It depends on the location, the species, the licensing requirements, the outfitter/guide’s availability, and — potentially — the cost of the hunt.
Most commonly, for hunts with over-the-counter tags available to non-residents (which, sadly, are becoming fewer and fewer these days), booking in the early spring (February or March) for a fall hunt used to be standard operating procedure. That’s why late winter/early spring is the time during which most sport shows were/are held.
However, a great deal of this is changing for many reasons. With quality, highly-rated outfitters like you’ll find on OutfittersRating.com, their hunts are frequently in high demand. This may require you booking a year, two, or even three in advance! Sometimes in drawing situations, outfitters will take your booking based on the first season upcoming in which you are successful in drawing a tag. In this kind of deal, basically your booking has secured a spot in the camp, then once you draw you and the outfitter need to figure out the details of dates that work for both of you, etc.

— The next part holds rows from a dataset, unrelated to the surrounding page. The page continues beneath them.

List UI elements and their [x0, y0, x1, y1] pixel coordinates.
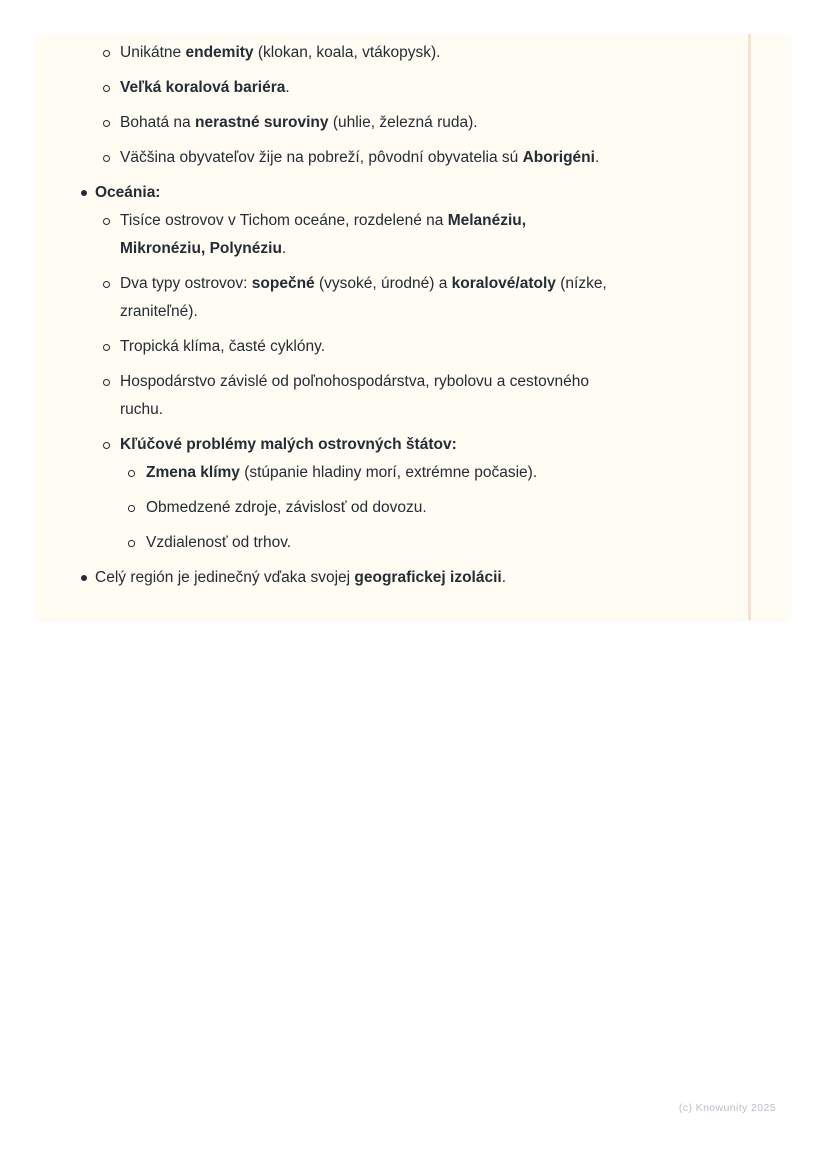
list-item-text: Oceánia: — [95, 184, 161, 201]
copyright-footer: (c) Knowunity 2025 — [678, 1102, 776, 1114]
list-item — [36, 333, 791, 361]
list-item — [36, 39, 791, 67]
list-item-text: Hospodárstvo závislé od poľnohospodárstva, rybolovu a cestovného ruchu. — [120, 373, 589, 418]
list-item — [36, 144, 791, 172]
list-item — [36, 270, 791, 326]
circle-bullet-icon — [128, 505, 135, 512]
content-card — [36, 34, 791, 620]
circle-bullet-icon — [103, 85, 110, 92]
list-item-text: Kľúčové problémy malých ostrovných štátov: — [120, 436, 457, 453]
list-item-text: Tisíce ostrovov v Tichom oceáne, rozdelené na Melanéziu, Mikronéziu, Polynéziu. — [120, 212, 527, 257]
notes-list — [36, 39, 791, 592]
filled-bullet-icon — [81, 575, 87, 581]
list-item-text: Veľká koralová bariéra. — [120, 79, 290, 96]
list-item-text: Unikátne endemity (klokan, koala, vtákopysk). — [120, 44, 441, 61]
list-item-text: Vzdialenosť od trhov. — [146, 534, 292, 551]
circle-bullet-icon — [103, 344, 110, 351]
list-item — [36, 564, 791, 592]
circle-bullet-icon — [103, 281, 110, 288]
list-item-text: Bohatá na nerastné suroviny (uhlie, železná ruda). — [120, 114, 478, 131]
list-item-text: Obmedzené zdroje, závislosť od dovozu. — [146, 499, 427, 516]
circle-bullet-icon — [128, 540, 135, 547]
list-item — [36, 109, 791, 137]
list-item — [36, 179, 791, 207]
list-item — [36, 368, 791, 424]
list-item — [36, 494, 791, 522]
circle-bullet-icon — [103, 120, 110, 127]
list-item — [36, 207, 791, 263]
list-item-text: Väčšina obyvateľov žije na pobreží, pôvodní obyvatelia sú Aborigéni. — [120, 149, 600, 166]
circle-bullet-icon — [103, 442, 110, 449]
circle-bullet-icon — [103, 155, 110, 162]
list-item-text: Celý región je jedinečný vďaka svojej geografickej izolácii. — [95, 569, 507, 586]
list-item — [36, 431, 791, 459]
circle-bullet-icon — [103, 218, 110, 225]
circle-bullet-icon — [103, 379, 110, 386]
circle-bullet-icon — [103, 50, 110, 57]
list-item — [36, 74, 791, 102]
list-item — [36, 459, 791, 487]
list-item — [36, 529, 791, 557]
list-item-text: Zmena klímy (stúpanie hladiny morí, extrémne počasie). — [146, 464, 538, 481]
list-item-text: Tropická klíma, časté cyklóny. — [120, 338, 326, 355]
filled-bullet-icon — [81, 190, 87, 196]
circle-bullet-icon — [128, 470, 135, 477]
list-item-text: Dva typy ostrovov: sopečné (vysoké, úrodné) a koralové/atoly (nízke, zraniteľné). — [120, 275, 607, 320]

In many cases, outfitters guiding on any kind of public lands will be limited to the number of clients they can host in a season and/or the number of animals that can be taken from their area in a specific season. This situation, too, can require booking a season or two in advance.
With the price tag on distant, high-adventure hunts in particular, booking several years in advance allows you time to save money for the trip as well. Making the booking and putting down a deposit with a quality outfitter provides real motivation to save the required amount of money for the trip, too.
Best of all, booking far in advance allows you plenty of time to savor the great anticipation of the adventure to come — so you’re getting the most pleasure possible from the money you’ll spend.